Alberta Party acting leader visits Stettler

  • Feb. 9, 2011 7:00 p.m.
Talking municipal policy – Sue Huff discusses the new party platform with (from left) Greg Switenky

Talking municipal policy – Sue Huff discusses the new party platform with (from left) Greg Switenky

By JULIE BERTRAND

Independent Reporter

Alberta Party acting leader Sue Huff visited Stettler Tuesday, Feb. 8 to share her party’s municipal plans with town, county and school board members.

She met with Greg Switenky, assistant CAO for Town of Stettler, town councillor Malcolm Fischer, James Nibourg, councillor for Erskine-South Warden of County of Stettler, and Peter Simons, trustee of Clearview Public Schools. Malcolm Walters, Alberta Party provincial organizer, was also present.

Huff is gearing up for the upcoming leadership race as well as well as the provincial elections. She has been meeting with town councils all over Alberta to get feedback on the party’s municipal affairs policy draft.

“The aim is to get the document as refined as possible before we bring it to the members to vote, probably in the spring,” Huff said.
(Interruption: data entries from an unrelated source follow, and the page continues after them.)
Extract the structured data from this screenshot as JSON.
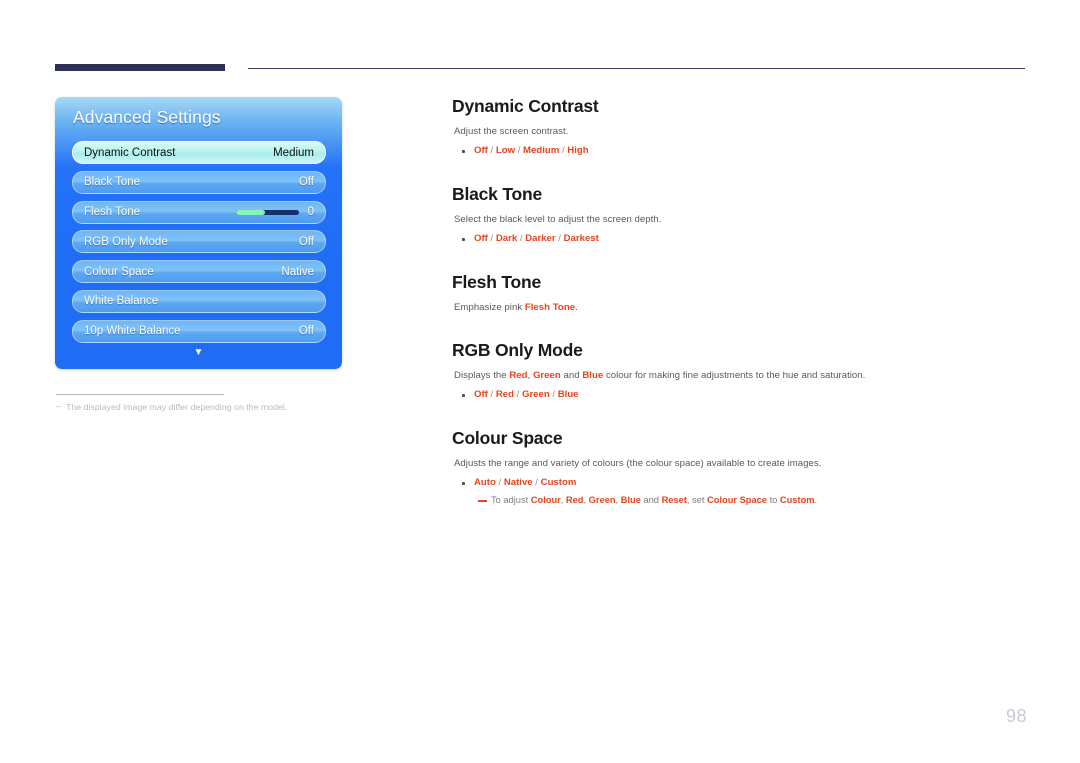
{
  "page": {
    "number": "98"
  },
  "osd": {
    "title": "Advanced Settings",
    "down_arrow_icon": "▼",
    "rows": [
      {
        "label": "Dynamic Contrast",
        "value": "Medium",
        "selected": true,
        "type": "value"
      },
      {
        "label": "Black Tone",
        "value": "Off",
        "selected": false,
        "type": "value"
      },
      {
        "label": "Flesh Tone",
        "value": "0",
        "selected": false,
        "type": "slider",
        "slider_percent": 47
      },
      {
        "label": "RGB Only Mode",
        "value": "Off",
        "selected": false,
        "type": "value"
      },
      {
        "label": "Colour Space",
        "value": "Native",
        "selected": false,
        "type": "value"
      },
      {
        "label": "White Balance",
        "value": "",
        "selected": false,
        "type": "value"
      },
      {
        "label": "10p White Balance",
        "value": "Off",
        "selected": false,
        "type": "value"
      }
    ]
  },
  "footnote": {
    "dash": "‒",
    "text": "The displayed image may differ depending on the model."
  },
  "sections": {
    "dynamic_contrast": {
      "title": "Dynamic Contrast",
      "desc": "Adjust the screen contrast.",
      "options": [
        "Off",
        "Low",
        "Medium",
        "High"
      ]
    },
    "black_tone": {
      "title": "Black Tone",
      "desc": "Select the black level to adjust the screen depth.",
      "options": [
        "Off",
        "Dark",
        "Darker",
        "Darkest"
      ]
    },
    "flesh_tone": {
      "title": "Flesh Tone",
      "desc_pre": "Emphasize pink ",
      "desc_kw": "Flesh Tone",
      "desc_post": "."
    },
    "rgb_only_mode": {
      "title": "RGB Only Mode",
      "desc_1": "Displays the ",
      "desc_kw1": "Red",
      "desc_2": ", ",
      "desc_kw2": "Green",
      "desc_3": " and ",
      "desc_kw3": "Blue",
      "desc_4": " colour for making fine adjustments to the hue and saturation.",
      "options": [
        "Off",
        "Red",
        "Green",
        "Blue"
      ]
    },
    "colour_space": {
      "title": "Colour Space",
      "desc": "Adjusts the range and variety of colours (the colour space) available to create images.",
      "options": [
        "Auto",
        "Native",
        "Custom"
      ],
      "note_1": "To adjust ",
      "note_kw1": "Colour",
      "note_2": ", ",
      "note_kw2": "Red",
      "note_3": ", ",
      "note_kw3": "Green",
      "note_4": ", ",
      "note_kw4": "Blue",
      "note_5": " and ",
      "note_kw5": "Reset",
      "note_6": ", set ",
      "note_kw6": "Colour Space",
      "note_7": " to ",
      "note_kw7": "Custom",
      "note_8": "."
    }
  },
  "colors": {
    "accent_red": "#e8441e",
    "header_bar": "#2e3057",
    "osd_blue": "#1f6df5",
    "osd_selected": "#b8f3ee",
    "slider_fill": "#87f5b8",
    "slider_track": "#16306b"
  }
}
“When we have our leadership race, we’ll have another round of policy for members to look at and vote on and give amendments.”

The Alberta Party’s policy wants to redefine the relationship between the province and the municipalities and make it more collaborative and respectful. The party wants municipalities to have more of a say in how things go.

“So far, most of the councils that I’ve met with are very, very happy with this document because it respects their role and it really is about providing stable funding for them so that they can do the job, have long-term planning and be able to serve their community,” said Huff.

The Drumheller-Stettler constituency association still has not been organized, and the party is looking for members and possible candidates. Interested people can contact Michael Walters at michael@albertaparty.ca.

When talking about the provincial elections, Huff thinks that Albertans are going to be passionate about their vote this time, because of all the changes that happened in the last few years.

“We now have five parties and there were three important resignations in one week at the end of January,” she said.

“I think there’s a real sense that your vote in the next election is probably going to count more than in any other elections before because there will be some really good choices there and people will be able to find something that truly fits with their beliefs rather than just picking the least of all evil.”